The two towers in ecosystem.Ai
The built-in workbench implementation trains both towers as H2O Deep Learning networks and reads the first hidden layer as the embedding.
| Tower | Inputs (features) | Target | Embedding source |
|---|---|---|---|
| User | customer_id, price, rank, score | accepted (0/1) | deepfeatures(layer=0) |
| Item | offer, price, rank, score | accepted (0/1) | deepfeatures(layer=0) |
Each tower is a classifier of “did the customer accept?”, and the hidden-layer
activations become the embedding. With hidden=[embedding_dim], the single
hidden layer is the p-dimensional vector.
Retrieval versus ranking
Two-tower models shine at retrieval: with item vectors precomputed, finding the best offers for a customer is a nearest-neighbour search over vectors — cheap even across very large catalogues.
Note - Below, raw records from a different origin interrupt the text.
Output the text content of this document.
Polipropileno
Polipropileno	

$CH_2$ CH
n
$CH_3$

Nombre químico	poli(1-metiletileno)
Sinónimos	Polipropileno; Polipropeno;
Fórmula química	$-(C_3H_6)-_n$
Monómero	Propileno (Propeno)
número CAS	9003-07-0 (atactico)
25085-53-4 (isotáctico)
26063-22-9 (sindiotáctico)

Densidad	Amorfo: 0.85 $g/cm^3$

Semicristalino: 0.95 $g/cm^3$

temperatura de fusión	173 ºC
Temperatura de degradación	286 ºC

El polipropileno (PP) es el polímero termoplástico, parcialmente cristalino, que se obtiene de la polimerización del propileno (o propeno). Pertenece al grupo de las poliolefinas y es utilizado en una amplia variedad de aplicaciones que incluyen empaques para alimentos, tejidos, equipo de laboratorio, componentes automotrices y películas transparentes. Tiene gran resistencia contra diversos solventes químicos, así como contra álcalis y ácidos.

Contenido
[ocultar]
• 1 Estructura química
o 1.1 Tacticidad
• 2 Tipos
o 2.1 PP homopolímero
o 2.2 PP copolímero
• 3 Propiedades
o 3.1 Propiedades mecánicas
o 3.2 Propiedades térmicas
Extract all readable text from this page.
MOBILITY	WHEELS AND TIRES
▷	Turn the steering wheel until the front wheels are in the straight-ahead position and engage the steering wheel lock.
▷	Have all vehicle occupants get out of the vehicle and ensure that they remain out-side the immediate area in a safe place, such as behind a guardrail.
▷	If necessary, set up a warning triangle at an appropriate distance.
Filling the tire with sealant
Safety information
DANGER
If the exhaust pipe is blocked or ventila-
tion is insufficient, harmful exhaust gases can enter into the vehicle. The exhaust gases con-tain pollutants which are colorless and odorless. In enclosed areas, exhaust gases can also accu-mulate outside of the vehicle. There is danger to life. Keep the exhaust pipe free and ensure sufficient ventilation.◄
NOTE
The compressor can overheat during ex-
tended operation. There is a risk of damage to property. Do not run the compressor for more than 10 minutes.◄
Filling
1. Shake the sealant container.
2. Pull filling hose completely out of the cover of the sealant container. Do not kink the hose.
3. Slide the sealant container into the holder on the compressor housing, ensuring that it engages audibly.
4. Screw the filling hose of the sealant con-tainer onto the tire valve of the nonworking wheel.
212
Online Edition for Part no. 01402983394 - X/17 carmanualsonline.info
| Property | Two-tower (retrieval) | Cross-feature ranker |
|---|---|---|
| User/item interaction | late (dot product only) | early (joint features) |
| Item vectors precomputable | yes | no |
| Cost per candidate | one dot product | a full model score |
| Typical use | shortlist thousands → hundreds | re-rank a small shortlist |
In ecosystem.Ai the same dot-product is used directly for ranking the offer matrix at request time, because the offer matrix is already a curated candidate set. For very large catalogues you would precompute item vectors and use an approximate nearest-neighbour (ANN) index in front of the runtime.
Engine independence
Nothing about the scoring math depends on how the towers were trained. The runtime consumes embedding vectors:
- H2O Deep Learning towers (workbench) →
deepfeatures(layer=0)+ L2 norm. - PyTorch towers (notebooks sidecar) → the tower’s output vector.
Both produce p-dimensional vectors that the runtime compares with cosine / dot product. See Model Training and PyTorch Serving.